Marie is believed to be depicted in one or possibly two full-page miniatures in the Très Riches Heures du Duc de Berry, a lavishly illustrated manuscript made for her father in the years after his sons' deaths. In the illustration for the month of April, the young noblemen and women in the foreground are grouped around a couple agreeing to be married. According to Patricia Stirnemann, referencing Saint-Jean Boudin, the scene, although not painted until about 1410, depicts the engagement of Marie with John of Bourbon in 1401. Raymond Cazelles disputes this, arguing that the couple are Marie's niece Bonne of Armagnac and Charles I, Duke of Orléans, who were to marry in 1411. A May Day celebration among nobles takes place in the foreground of the illustration for the month of May. Details appear to confirm that the house of Bourbon is represented. Both Cazelles and Stirnemann believe that the woman seen in the foreground, riding on a white horse and wearing a large white headdress, is Marie on the occasion of her marriage on 21 June 1401. These scholars do not agree as to which of the accompanying men is John of Bourbon. The buildings in the background have been variously identified, but G. Papertiant suggests that they are the Châtelet, Conciergerie and c in Paris, and at the centre the Palais de la Cité where Marie's wedding took place.

A manuscript made for Marie's own use and presented to her in 1406 survives today as BnF, fr. 926. It is a short collection of Christian devotional works, beginning with Bonaventure's Stimulus amoris, translated into French by Simon de Courcy as the Traitieé de l'esguillon d'amour divine. It includes a miniature of Marie and her daughter Bonne (aged about ten at this time) kneeling in prayer before the Virgin Mary. The manuscript is now in the Bibliothèque nationale de France.

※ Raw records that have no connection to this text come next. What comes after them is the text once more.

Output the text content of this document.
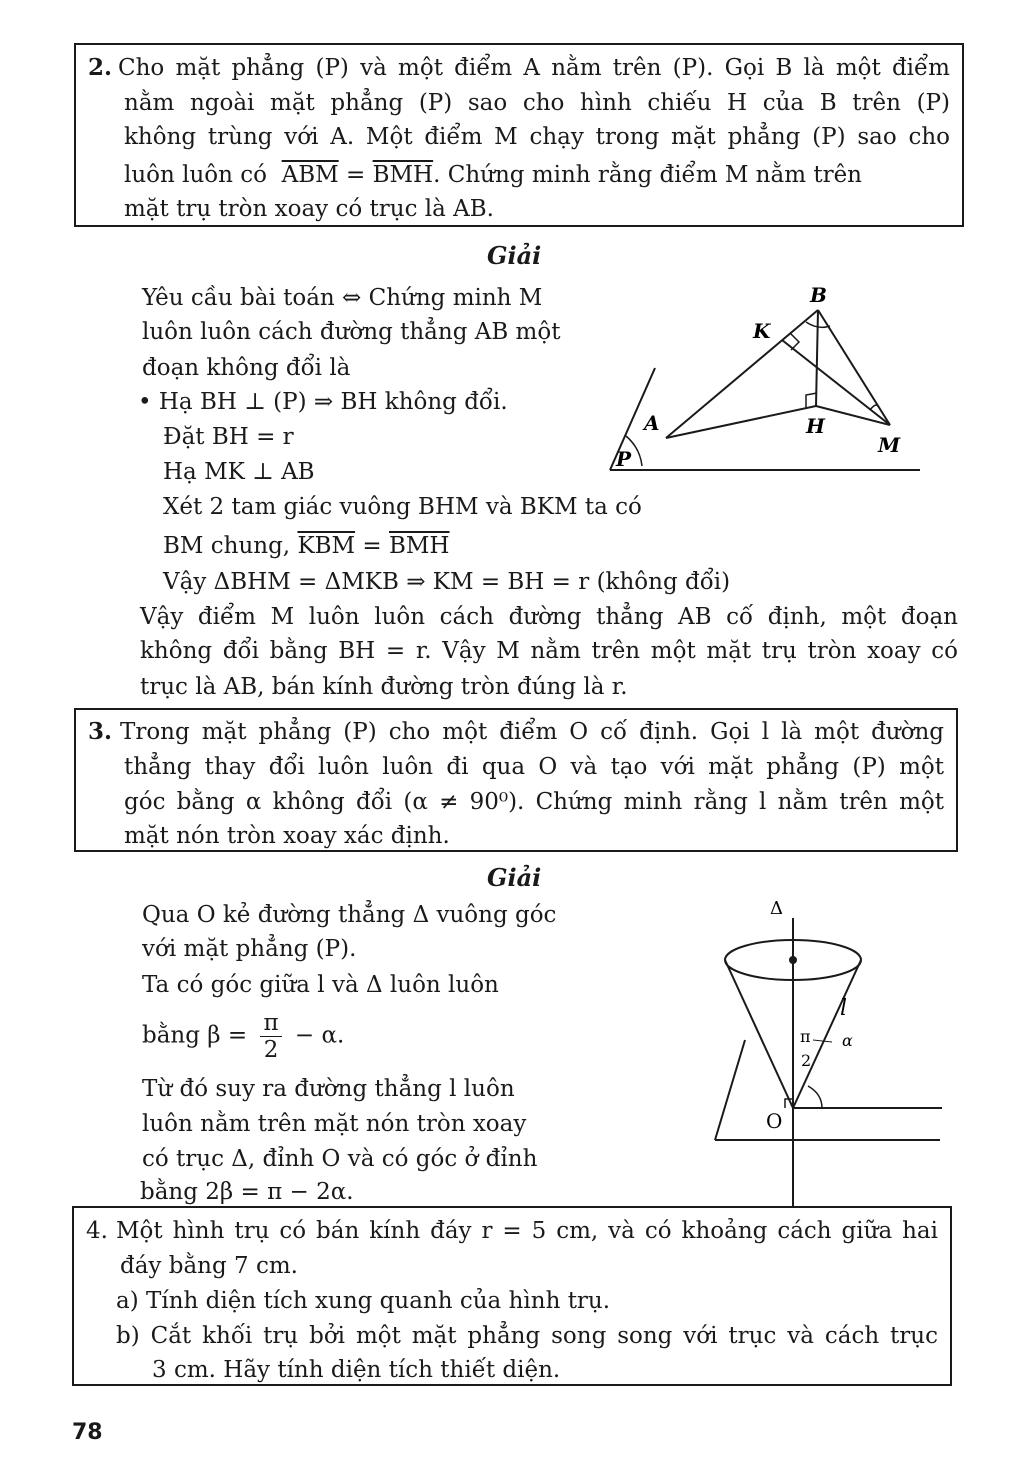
2. Cho mặt phẳng (P) và một điểm A nằm trên (P). Gọi B là một điểm
nằm ngoài mặt phẳng (P) sao cho hình chiếu H của B trên (P)
không trùng với A. Một điểm M chạy trong mặt phẳng (P) sao cho
luôn luôn có $\overline{ABM} = \overline{BMH}$. Chứng minh rằng điểm M nằm trên
mặt trụ tròn xoay có trục là AB.
Giải
Yêu cầu bài toán ⇔ Chứng minh M
luôn luôn cách đường thẳng AB một
đoạn không đổi là
• Hạ BH ⊥ (P) ⇒ BH không đổi.
Đặt BH = r
Hạ MK ⊥ AB
Xét 2 tam giác vuông BHM và BKM ta có
BM chung, $\overline{KBM} = \overline{BMH}$
Vậy ΔBHM = ΔMKB ⇒ KM = BH = r (không đổi)
Vậy điểm M luôn luôn cách đường thẳng AB cố định, một đoạn
không đổi bằng BH = r. Vậy M nằm trên một mặt trụ tròn xoay có
trục là AB, bán kính đường tròn đúng là r.
B
K
A	H
M
P
3. Trong mặt phẳng (P) cho một điểm O cố định. Gọi l là một đường
thẳng thay đổi luôn luôn đi qua O và tạo với mặt phẳng (P) một
góc bằng α không đổi (α ≠ 90⁰). Chứng minh rằng l nằm trên một
mặt nón tròn xoay xác định.
Giải
Qua O kẻ đường thẳng Δ vuông góc
với mặt phẳng (P).
Ta có góc giữa l và Δ luôn luôn
bằng $\beta = \frac{\pi}{2} - \alpha$.
Từ đó suy ra đường thẳng l luôn
luôn nằm trên mặt nón tròn xoay
có trục Δ, đỉnh O và có góc ở đỉnh
bằng 2β = π − 2α.
Δ
l
π
2
α
O
4. Một hình trụ có bán kính đáy r = 5 cm, và có khoảng cách giữa hai
đáy bằng 7 cm.
a) Tính diện tích xung quanh của hình trụ.
b) Cắt khối trụ bởi một mặt phẳng song song với trục và cách trục
3 cm. Hãy tính diện tích thiết diện.
78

Marie also selected approximately 40 manuscripts from among her father's collection on his death, as she was still owed the 70,000 franc dowry from her second marriage.

===Duchess of Auvergne and Countess of Montpensier===
All three of Marie's brothers were dead before 1400, which explains the complexity of the negotiations for her third marriage: she and her elder sister Bonne were to be heirs to John, Duke of Berry's titles, which required royal assent. John of Berry died on 15 June 1416 (by which time Marie's husband was already a prisoner in England). Marie was accordingly appointed Duchess of Auvergne and Countess of Montpensier on 26 April 1418; these titles were confirmed in 1425. On 17 January 1421, her husband appointed her administrator of his estates as well. He died a prisoner in London in January 1434. Marie died in Lyon on an unknown date in June of the same year. She was buried at Souvigny Priory.

== Family ==

- Louis III de Châtillon (?-1391)
- Philip of Artois, Count of Eu (1358–1397)
  - Philippe (died 23 December 1397)
  - Charles of Artois, Count of Eu (c. 1394–1472)
  - Bonne (1396–1425), who married firstly Philip II, Count of Nevers (1389–1415), youngest son of Philip the Bold, Duke of Burgundy, in 1413; and secondly Philip the Good, Duke of Burgundy (1396–1467), in 1424 until her death.
  - Catherine (1397–1422?), who married John of Bourbon, Lord of Carency.
- John I, Duke of Bourbon (1381-1434)
  - Charles I, Duke of Bourbon (1401–1456), Duke of Bourbon from 1434 to 1456.